Like all other Macs, a touch screen is unheard of in this side of town. Its biggest performance coup must be the 54Wh battery that promises anything more than 11 hours on a single charge, quite excellent. That’s an insane amount of battery power for a traditional laptop.
Powered by a 1.6GHz Intel Core i5 processor (a 5th generation dual-core chip) with base clock speed of 1.6GHz and 2.7GHz turbo speed, the MacBook Air is powerful enough for daily computing tasks. Its windows counterparts are boasting of energy efficient, at least on paper, Skylake processor, but the Mac still holds its own.
All these combined with Intel HD Graphics 6000 card, the system is definitely a good performer on multimedia tasks. Performance-wise, it eschews other Intel Core i5 equipped machines like, the Dell XPS 13 Touch, and even the Lenovo Yoga 3 Pro that sports an Intel Core M CPU. As expected, system with Skylake Intel Core i7 processors including the ASUS ZenBook UX303UB and Dell XPS XPS9350-5341SLV are predictably faster in multimedia tasks and offer better overall performance.

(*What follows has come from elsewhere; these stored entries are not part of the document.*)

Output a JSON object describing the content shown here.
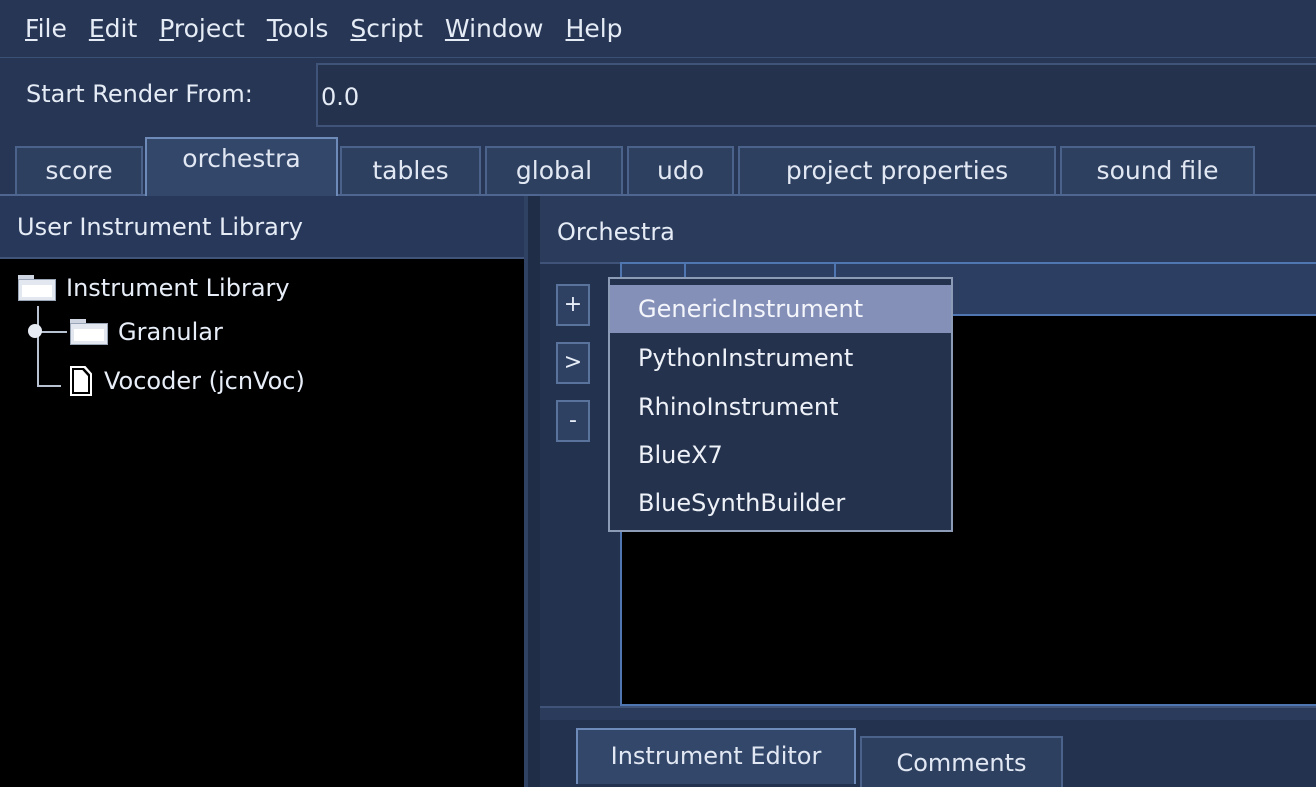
{
  "menubar": {
    "items": [
      {
        "mnemonic": "F",
        "rest": "ile"
      },
      {
        "mnemonic": "E",
        "rest": "dit"
      },
      {
        "mnemonic": "P",
        "rest": "roject"
      },
      {
        "mnemonic": "T",
        "rest": "ools"
      },
      {
        "mnemonic": "S",
        "rest": "cript"
      },
      {
        "mnemonic": "W",
        "rest": "indow"
      },
      {
        "mnemonic": "H",
        "rest": "elp"
      }
    ]
  },
  "render": {
    "label": "Start Render From:",
    "value": "0.0"
  },
  "tabs": [
    {
      "label": "score"
    },
    {
      "label": "orchestra",
      "active": true
    },
    {
      "label": "tables"
    },
    {
      "label": "global"
    },
    {
      "label": "udo"
    },
    {
      "label": "project properties"
    },
    {
      "label": "sound file"
    }
  ],
  "library": {
    "title": "User Instrument Library",
    "root": "Instrument Library",
    "children": [
      {
        "label": "Granular",
        "icon": "folder-icon"
      },
      {
        "label": "Vocoder (jcnVoc)",
        "icon": "document-icon"
      }
    ]
  },
  "orchestra": {
    "title": "Orchestra",
    "buttons": {
      "add": "+",
      "import": ">",
      "remove": "-"
    }
  },
  "add_menu": {
    "items": [
      {
        "label": "GenericInstrument",
        "selected": true
      },
      {
        "label": "PythonInstrument"
      },
      {
        "label": "RhinoInstrument"
      },
      {
        "label": "BlueX7"
      },
      {
        "label": "BlueSynthBuilder"
      }
    ]
  },
  "editor_tabs": [
    {
      "label": "Instrument Editor",
      "active": true
    },
    {
      "label": "Comments"
    }
  ],
  "colors": {
    "background": "#1f2d47",
    "selection": "#8590b8",
    "accent_border": "#4f76b0"
  }
}
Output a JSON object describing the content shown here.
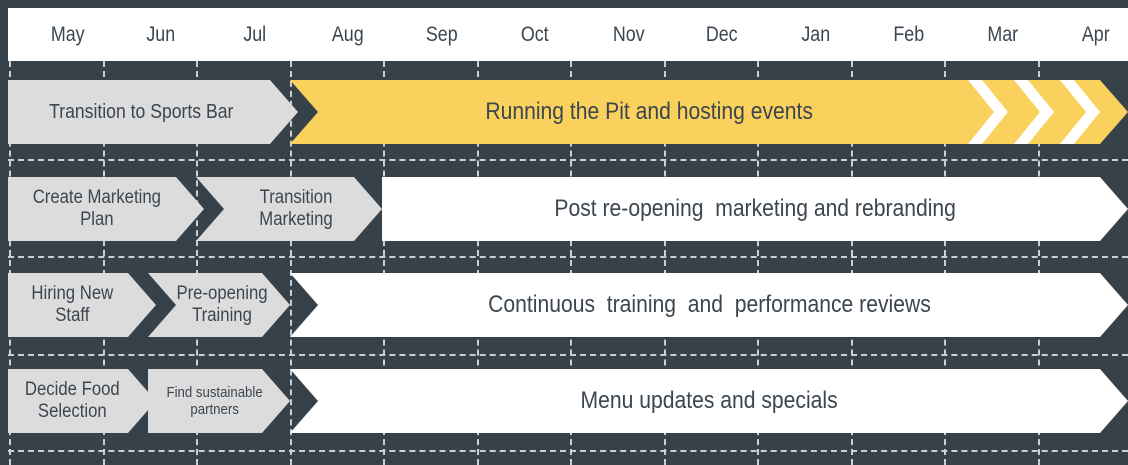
{
  "months": [
    "May",
    "Jun",
    "Jul",
    "Aug",
    "Sep",
    "Oct",
    "Nov",
    "Dec",
    "Jan",
    "Feb",
    "Mar",
    "Apr"
  ],
  "rows": [
    {
      "tasks": [
        {
          "label": "Transition to Sports Bar",
          "style": "grey"
        },
        {
          "label": "Running the Pit and hosting events",
          "style": "yellow"
        }
      ]
    },
    {
      "tasks": [
        {
          "label": "Create Marketing Plan",
          "style": "grey"
        },
        {
          "label": "Transition Marketing",
          "style": "grey"
        },
        {
          "label": "Post re-opening  marketing and rebranding",
          "style": "white"
        }
      ]
    },
    {
      "tasks": [
        {
          "label": "Hiring New Staff",
          "style": "grey"
        },
        {
          "label": "Pre-opening Training",
          "style": "grey"
        },
        {
          "label": "Continuous  training  and  performance reviews",
          "style": "white"
        }
      ]
    },
    {
      "tasks": [
        {
          "label": "Decide Food Selection",
          "style": "grey"
        },
        {
          "label": "Find sustainable partners",
          "style": "grey"
        },
        {
          "label": "Menu updates and specials",
          "style": "white"
        }
      ]
    }
  ],
  "colors": {
    "background": "#37414a",
    "accent": "#f9d15c",
    "grey": "#dcdcdc",
    "white": "#ffffff"
  }
}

For gaming, the system will allow you play. Simple games. Here we’re looking at basic games like Diablo III, but rest assured you won’t be able to run Grand Theft Auto V at Ultra-quality settings. If you’re looking for a gaming rig, you can look at the ASUS K501UW-AB78, or bump up everything and go for the ASUS ROG GL552VW-DH74 that features a discrete GPU. The integrated Intel HD Graphics 6000 offer mediocre 3D scores which is something we anticipated all along.
The 128GB storage is PCIe-based, which makes it snappier than the SATA-based solid-state-drives (SSDs) and flash storage we’ve seen in older ultraportables. You may not store many movies with the limited space, but the system will boot in only a few seconds and apps will load quickly. The 8GB system memory is enough for multitasking, and it’s a notable upgrade from the 4GB in the previous model.
On most midrange Windows laptops, we’re seeing 1,920-by-1,080 or higher resolution as the base standard, but the MacBook Air’s 1,440-by-900 resolution seems relatively deficient, at least on paper. However, the screen appears clear and bright in real-world use. It should be sufficient for day-to-day tasks, like writing office documents and Web browsing.
If you need a higher-resolution Mac laptop, you’ll have to go for the pricier Apple MacBook and its 2,304-by-1,400-resolution screen. There is currently no option to add a high-resolution Retina Display to the MacBook Air; it would increase the system’s cost and weight and decrease battery life.
Ports remain unchanged from the other models. Here you have (left side) a headset jack, two microphones, a MagSafe 2 power jack, and a USB 3.0 port. The right side hosts an SDXC card slot, a Thunderbolt 2 port, and a second USB 3.0 port.
While it seems mean, it’s pretty typical for the ultraportable category and will be sufficient for most users. An adapter cable is needed for HDMI or other display connectors, but the Thunderbolt port works pretty well with Display port-equipped monitors without an adapter. Wireless connectivity comes via 802.11ac Wi-Fi and Bluetooth 4.0.
The Bottom Line
The 13.3-inch Apple MMGF2LL/A MacBook Air out muscles its Core M-equipped competitors, and does so with more system memory and even more battery life. It still keeps the same classic design that other ultraportables have been attempting to mirror for the past 5 years, with some succeeding, some failing flat; but we all know there can only be one Air… Apple’s MacBook Air.
It has 4GB more of system memory than the configuration we tested last year, meaning it allows you to multitask more. Given its solid performance and upgrades, though modest, the Apple MMGF2LL/A MacBook Air supplants its predecessor as our top pick midrange ultraportable laptop.